En un mundo donde lo inmediato suele ganar la partida, el libro impreso —con su cadencia lenta, su exigencia de atención, su tacto tangible— representa una forma de resistencia cultural. No se trata de rechazar lo digital, sino de recordar que el conocimiento profundo exige tiempo, cuerpo, diálogo. Los libros digitales coexisten con los físicos, pero lo esencial sigue siendo la actitud del lector. Leer bien es, en el fondo, una forma de amar. Porque “leer es legere, y legere es elegir”. Y elegir bien qué leer, es también elegirse a uno mismo, es practicar esa libertad interior que se ejercita cada vez que una frase nos interpela, que un personaje nos conmueve, que una idea nos transforma.

Hay algo profundamente humano en el acto de leer y de escribir. Tal vez por eso el libro nunca ha dejado de acompañarnos, ni siquiera en los contextos más adversos. A lo largo de la historia, los libros han sido escondidos, salvados, traducidos, copiados, transmitidos en secreto. En dictaduras, fueron refugio. En tiempos de exilio, fueron hogar. En épocas de oscuridad, fueron luz. Y cuando la feria los celebra, los saca al sol, los hace visibles, los pone al alcance de todos, está también haciendo un gesto político: declarar que la cultura no es un lujo, sino un derecho; que el pensamiento no es una rareza, sino una necesidad.

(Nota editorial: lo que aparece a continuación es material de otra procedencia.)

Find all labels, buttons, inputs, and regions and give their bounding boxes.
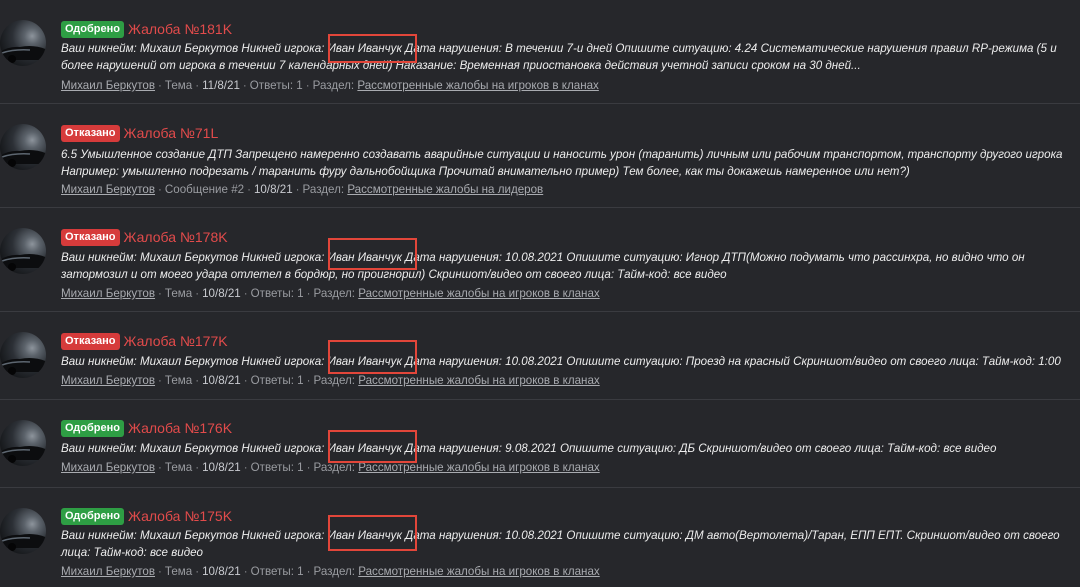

Leer, como nos enseñó Emilio Lledó, no es un pasatiempo, sino una forma de existir con mayor hondura. La lectura abre grietas en la superficie de lo cotidiano, permite que la vida se vuelva más densa, más rica, más habitable. Nos expone a otros mundos, otras voces, otros modos de estar en el mundo. Y en esa exposición, nos transforma. Por eso, la feria del libro no es un museo del pasado, sino un laboratorio del futuro. En cada libro que se compra, en cada conversación que se entabla, en cada niño que hojea con curiosidad una historieta, hay una promesa: que la palabra seguirá siendo viva, que el diálogo no está roto, que aún podemos pensarnos de otro modo.

Nos recuerda Antonio Barnés, “el libro es quizás la más digna habitación de la palabra, pues la convierte en protagonista y la enmarca abriendo y cerrando las puertas del discurso”. Esa morada —a la vez íntima y abierta— es la que habita cada lector cuando se sumerge en un buen libro. Por eso, más allá del espectáculo o del comercio, las ferias del libro siguen siendo uno de los gestos más nobles que una sociedad puede ofrecerse a sí misma: el de reunirnos en torno al pensamiento, a la belleza, a la memoria. El de celebrar, juntos, el poder discreto pero inmenso de la palabra escrita.